Wordpress permissions folders

middo · May 25, 2021, 7:30pm

Hello ,

I just installed hestiacp on my server and then i moved my wordpress site on it (ftp and mysql) .

The problem comes when i want to update / install plugins and upload files / images , no permissions to do that .

I have try chmod 755 / 777 from ssh with root user for folders and no results . Can anyone help me ?thx

jlguerrero · May 25, 2021, 7:35pm

Can you please share a screenshot? We need to know what is complaining about permissions and how.

If you have done that, then it might be something else. With that permissions the user www-data should read and write and therefore it should work…

middo · May 25, 2021, 8:22pm

“Folder can not be created”
Or
“The file can’t be uploaded”

middo · May 25, 2021, 8:22pm

pluto · May 26, 2021, 4:06am

Correct permissions for wordpress eg for user bob and site mysite.com

cd /home/bob/web/mysite.com/public_html 
# double check you're in the right directory! 
chown -R bob:bob * 
find . -type d -exec chmod 755 {} \;
find . -type f -exec chmod 644 {} \;

middo · May 26, 2021, 9:39am

Thanks , solved .

jlguerrero · May 26, 2021, 10:29am

Use permissions to harden WP security

To avoid infections maybe we could have an option in the panel to toggle (activate/deactivate) write permissions on files and directories

#set read only
find /home/bob/web/mysite.com/public_html -type d -exec chmod -w {} ;
find /home/bob/web/mysite.com/public_html -type f -exec chmod -w {} ;

#normal permissions
find /home/bob/web/mysite.com/public_html -type d -exec chmod +w {} ;
find /home/bob/web/mysite.com/public_html -type f -exec chmod +w {} ;

We could exclude cache folders and wordpress uploads maybe or only change permissions for php files.
#read-only permissions
find /home/bob/web/mysite.com/public_html -type f -name "*.php" -exec chmod -w {} \;

#normal permissions
find /home/bob/web/mysite.com/public_html -type f -name "*.php" -exec chmod +w {} \;

eris · May 26, 2021, 11:23am

99,99999999% Off hack / security issues with Wordpress are poorly writen plugins. Maybe we should ban the use of plugins?

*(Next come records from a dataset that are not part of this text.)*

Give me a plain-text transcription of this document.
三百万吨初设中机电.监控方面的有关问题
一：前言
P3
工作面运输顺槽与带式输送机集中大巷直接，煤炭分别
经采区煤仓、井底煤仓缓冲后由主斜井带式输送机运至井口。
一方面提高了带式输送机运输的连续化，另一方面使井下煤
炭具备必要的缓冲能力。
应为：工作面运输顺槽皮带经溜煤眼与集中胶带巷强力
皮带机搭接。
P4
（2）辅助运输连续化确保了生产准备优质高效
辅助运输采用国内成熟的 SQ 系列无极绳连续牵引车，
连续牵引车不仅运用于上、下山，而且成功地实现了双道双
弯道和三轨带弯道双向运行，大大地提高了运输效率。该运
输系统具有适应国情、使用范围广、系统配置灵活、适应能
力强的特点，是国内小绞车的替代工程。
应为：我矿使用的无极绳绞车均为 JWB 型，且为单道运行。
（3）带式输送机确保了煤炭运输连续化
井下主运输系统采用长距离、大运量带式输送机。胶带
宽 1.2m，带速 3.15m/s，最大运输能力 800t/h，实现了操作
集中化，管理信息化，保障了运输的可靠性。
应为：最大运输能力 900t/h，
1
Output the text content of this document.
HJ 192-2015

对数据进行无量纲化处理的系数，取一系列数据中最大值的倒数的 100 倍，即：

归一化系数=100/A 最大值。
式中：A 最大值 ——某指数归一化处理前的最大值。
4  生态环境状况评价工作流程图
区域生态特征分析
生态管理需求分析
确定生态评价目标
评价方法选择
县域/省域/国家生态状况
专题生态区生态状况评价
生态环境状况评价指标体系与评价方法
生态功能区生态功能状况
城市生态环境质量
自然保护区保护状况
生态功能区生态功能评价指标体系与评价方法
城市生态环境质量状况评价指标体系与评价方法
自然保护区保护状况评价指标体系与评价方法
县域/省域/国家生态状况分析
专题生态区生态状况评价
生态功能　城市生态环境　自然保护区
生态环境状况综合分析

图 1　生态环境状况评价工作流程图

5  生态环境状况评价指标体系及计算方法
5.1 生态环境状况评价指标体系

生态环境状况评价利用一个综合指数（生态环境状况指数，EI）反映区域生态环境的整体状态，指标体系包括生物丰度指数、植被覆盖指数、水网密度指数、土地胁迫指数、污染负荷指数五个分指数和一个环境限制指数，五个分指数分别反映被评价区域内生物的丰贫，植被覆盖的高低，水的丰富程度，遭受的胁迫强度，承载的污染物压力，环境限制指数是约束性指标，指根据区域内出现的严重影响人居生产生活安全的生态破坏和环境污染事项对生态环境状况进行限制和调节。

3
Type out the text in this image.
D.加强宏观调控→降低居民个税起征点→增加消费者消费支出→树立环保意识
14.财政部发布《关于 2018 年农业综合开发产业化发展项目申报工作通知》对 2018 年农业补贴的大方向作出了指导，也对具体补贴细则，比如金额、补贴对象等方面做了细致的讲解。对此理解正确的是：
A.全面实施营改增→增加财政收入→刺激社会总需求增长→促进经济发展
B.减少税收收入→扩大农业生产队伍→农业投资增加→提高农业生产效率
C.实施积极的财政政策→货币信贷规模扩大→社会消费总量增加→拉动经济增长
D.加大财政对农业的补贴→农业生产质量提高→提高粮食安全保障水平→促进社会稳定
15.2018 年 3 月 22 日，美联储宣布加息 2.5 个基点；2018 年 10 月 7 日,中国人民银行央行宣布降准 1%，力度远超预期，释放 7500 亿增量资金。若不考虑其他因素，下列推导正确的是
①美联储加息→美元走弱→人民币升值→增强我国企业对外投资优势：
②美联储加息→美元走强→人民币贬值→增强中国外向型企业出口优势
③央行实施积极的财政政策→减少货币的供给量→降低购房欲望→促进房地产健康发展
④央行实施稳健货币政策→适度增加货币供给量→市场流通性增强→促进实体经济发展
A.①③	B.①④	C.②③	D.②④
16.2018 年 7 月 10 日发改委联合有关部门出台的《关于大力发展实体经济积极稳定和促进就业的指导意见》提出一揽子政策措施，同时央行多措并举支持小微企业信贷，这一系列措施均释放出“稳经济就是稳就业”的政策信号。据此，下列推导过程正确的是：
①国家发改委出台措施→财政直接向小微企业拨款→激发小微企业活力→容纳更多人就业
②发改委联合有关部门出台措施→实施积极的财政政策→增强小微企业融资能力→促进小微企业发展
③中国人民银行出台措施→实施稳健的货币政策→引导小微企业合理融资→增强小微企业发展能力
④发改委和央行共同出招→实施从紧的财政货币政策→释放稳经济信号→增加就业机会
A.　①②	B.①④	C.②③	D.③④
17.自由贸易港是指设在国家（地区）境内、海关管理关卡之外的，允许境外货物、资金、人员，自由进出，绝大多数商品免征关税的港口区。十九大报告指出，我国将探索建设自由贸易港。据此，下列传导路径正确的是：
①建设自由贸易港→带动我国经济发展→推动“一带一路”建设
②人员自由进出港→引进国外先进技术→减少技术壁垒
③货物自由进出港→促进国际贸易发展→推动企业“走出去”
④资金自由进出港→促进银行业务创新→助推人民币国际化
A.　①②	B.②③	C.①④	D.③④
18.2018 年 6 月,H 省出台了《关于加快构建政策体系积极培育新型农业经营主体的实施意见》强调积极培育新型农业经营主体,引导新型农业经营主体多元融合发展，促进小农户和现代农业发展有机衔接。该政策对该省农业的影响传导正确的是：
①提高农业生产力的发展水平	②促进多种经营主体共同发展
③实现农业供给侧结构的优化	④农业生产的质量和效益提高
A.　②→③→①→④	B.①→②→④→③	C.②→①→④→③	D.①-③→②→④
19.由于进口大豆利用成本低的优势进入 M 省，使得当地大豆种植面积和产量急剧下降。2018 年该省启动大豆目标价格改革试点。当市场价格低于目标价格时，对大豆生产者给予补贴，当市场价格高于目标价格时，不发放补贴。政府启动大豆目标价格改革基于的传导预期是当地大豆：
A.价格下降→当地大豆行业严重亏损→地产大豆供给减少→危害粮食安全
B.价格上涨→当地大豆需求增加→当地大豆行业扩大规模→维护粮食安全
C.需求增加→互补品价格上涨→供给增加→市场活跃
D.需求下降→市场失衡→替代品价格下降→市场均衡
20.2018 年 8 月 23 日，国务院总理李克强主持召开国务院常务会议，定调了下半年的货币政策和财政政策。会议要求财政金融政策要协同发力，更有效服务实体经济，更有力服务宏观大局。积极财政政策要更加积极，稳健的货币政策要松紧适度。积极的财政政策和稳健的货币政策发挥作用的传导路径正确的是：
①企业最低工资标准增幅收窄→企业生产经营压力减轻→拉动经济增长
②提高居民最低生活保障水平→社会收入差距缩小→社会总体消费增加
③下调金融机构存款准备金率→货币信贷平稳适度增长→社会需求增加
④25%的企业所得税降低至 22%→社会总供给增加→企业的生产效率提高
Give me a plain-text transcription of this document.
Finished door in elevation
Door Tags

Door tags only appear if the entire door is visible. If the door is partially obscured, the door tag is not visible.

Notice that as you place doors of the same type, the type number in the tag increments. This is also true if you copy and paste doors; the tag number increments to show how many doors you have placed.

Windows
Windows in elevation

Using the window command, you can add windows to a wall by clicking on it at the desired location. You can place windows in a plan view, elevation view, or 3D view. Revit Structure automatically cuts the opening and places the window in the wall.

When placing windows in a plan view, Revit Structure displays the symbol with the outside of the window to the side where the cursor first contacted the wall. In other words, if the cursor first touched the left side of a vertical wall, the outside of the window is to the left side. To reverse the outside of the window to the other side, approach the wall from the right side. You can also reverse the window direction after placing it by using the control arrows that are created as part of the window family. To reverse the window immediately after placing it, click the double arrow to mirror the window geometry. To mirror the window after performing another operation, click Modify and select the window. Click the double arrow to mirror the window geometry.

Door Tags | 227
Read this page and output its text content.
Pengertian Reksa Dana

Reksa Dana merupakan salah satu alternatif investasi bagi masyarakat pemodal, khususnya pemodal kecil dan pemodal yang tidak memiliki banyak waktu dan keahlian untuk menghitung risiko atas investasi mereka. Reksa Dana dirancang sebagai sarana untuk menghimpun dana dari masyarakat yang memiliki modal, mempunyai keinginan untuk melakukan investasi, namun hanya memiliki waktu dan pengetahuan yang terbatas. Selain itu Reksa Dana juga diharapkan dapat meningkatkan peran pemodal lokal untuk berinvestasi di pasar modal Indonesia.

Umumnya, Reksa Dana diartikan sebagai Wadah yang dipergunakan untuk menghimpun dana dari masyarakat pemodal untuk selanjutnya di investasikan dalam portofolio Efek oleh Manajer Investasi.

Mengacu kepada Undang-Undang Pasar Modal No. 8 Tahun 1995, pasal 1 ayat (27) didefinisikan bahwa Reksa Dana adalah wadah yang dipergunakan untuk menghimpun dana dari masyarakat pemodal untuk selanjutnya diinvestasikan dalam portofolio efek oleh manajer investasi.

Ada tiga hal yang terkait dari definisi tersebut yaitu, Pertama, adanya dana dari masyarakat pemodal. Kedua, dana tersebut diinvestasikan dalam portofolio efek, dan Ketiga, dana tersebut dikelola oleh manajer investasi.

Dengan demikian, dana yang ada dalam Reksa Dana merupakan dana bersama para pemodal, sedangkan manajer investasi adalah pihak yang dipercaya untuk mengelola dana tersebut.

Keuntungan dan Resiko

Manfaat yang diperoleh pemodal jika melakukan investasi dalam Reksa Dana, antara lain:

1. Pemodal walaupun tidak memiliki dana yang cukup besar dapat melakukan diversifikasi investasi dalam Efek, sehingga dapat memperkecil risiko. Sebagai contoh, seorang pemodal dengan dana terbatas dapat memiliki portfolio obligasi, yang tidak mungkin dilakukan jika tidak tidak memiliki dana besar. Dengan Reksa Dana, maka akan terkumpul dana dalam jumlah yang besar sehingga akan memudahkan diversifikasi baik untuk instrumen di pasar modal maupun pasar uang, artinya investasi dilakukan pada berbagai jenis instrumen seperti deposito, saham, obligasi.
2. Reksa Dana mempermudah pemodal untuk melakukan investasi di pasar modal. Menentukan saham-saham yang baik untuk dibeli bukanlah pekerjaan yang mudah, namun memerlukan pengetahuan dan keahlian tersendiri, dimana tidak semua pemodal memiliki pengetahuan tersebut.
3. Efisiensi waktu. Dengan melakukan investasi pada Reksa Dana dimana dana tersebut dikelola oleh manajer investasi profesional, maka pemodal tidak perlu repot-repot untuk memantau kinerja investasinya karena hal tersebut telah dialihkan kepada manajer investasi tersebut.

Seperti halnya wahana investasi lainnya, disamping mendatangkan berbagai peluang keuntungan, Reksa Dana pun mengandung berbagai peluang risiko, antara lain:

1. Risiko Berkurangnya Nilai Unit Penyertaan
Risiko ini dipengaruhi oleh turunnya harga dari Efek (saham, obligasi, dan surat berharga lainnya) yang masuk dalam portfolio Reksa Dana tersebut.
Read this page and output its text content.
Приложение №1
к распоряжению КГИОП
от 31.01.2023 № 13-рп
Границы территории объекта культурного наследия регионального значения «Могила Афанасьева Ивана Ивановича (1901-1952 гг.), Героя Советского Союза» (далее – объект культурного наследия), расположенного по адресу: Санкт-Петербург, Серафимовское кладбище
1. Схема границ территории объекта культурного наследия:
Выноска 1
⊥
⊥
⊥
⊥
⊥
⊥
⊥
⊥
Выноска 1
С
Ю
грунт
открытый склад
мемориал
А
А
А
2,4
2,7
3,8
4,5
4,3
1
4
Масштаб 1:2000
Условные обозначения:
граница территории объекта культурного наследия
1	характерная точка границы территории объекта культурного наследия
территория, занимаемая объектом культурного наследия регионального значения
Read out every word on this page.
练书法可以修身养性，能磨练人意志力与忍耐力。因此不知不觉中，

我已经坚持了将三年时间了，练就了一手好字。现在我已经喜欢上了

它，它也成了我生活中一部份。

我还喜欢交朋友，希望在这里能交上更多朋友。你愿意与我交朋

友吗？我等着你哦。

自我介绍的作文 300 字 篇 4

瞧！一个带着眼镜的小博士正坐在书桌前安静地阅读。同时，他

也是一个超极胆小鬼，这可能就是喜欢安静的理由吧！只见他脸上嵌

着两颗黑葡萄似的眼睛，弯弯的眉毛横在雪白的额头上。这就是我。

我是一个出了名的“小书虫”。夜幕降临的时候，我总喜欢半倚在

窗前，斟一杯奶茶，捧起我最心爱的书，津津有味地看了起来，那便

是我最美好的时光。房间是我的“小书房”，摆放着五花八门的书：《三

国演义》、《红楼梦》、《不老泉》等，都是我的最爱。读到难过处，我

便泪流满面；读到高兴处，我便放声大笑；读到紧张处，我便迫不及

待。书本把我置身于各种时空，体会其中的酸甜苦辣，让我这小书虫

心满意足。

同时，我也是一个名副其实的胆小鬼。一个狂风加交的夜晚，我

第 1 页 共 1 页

Changing the permissions to read mode will also make it impossible for unattended upgrade and make sure you Wordpress is at least up to date and the possibility to update the plugins.

It make more sense to block direct execution of *.php. It has been allready done in nginx for 1.4

github.com

hestiacp/hestiacp/blob/88bc0a93fb85831e1540e54e0be05c308e2a5142/install/deb/templates/web/nginx/php-fpm/wordpress.tpl#L33-L36

    
      
          location ~* /(?:uploads|files)/.*.php$ {
              deny all;
              return 404;
          }

jlguerrero · May 26, 2021, 11:31am

Thank you for your sarcasm. Was it really necessary?

That’s true, I understand that and maybe other sysadmins would prefer to have permissions changed and sacrifice the autoupdate feature that by de way can break the page.

Great news. Maybe this is enough.

eris · May 26, 2021, 11:41am

True but If I have 50 clients that don’t know to update Wordpress and every they enable this “option” and ask why update doesn’t work it doesn’t make sense.

Most hacks I have seen are with outdated software or just bad written plugins. The first one is just simple keep your website up to date and the second option it harder to solve as it requires basic knowledge of php / wordpress.

Is currently only for Nginx+PHP-FPM for Nginx+Apache2 it makes probally sense to use modrewrite or we have to use an new proxy template or make a new apache2 template that blocks them.

jlguerrero · May 26, 2021, 12:54pm

Oh then… I use apache2.

system · June 25, 2021, 12:55pm

This topic was automatically closed 30 days after the last reply. New replies are no longer allowed.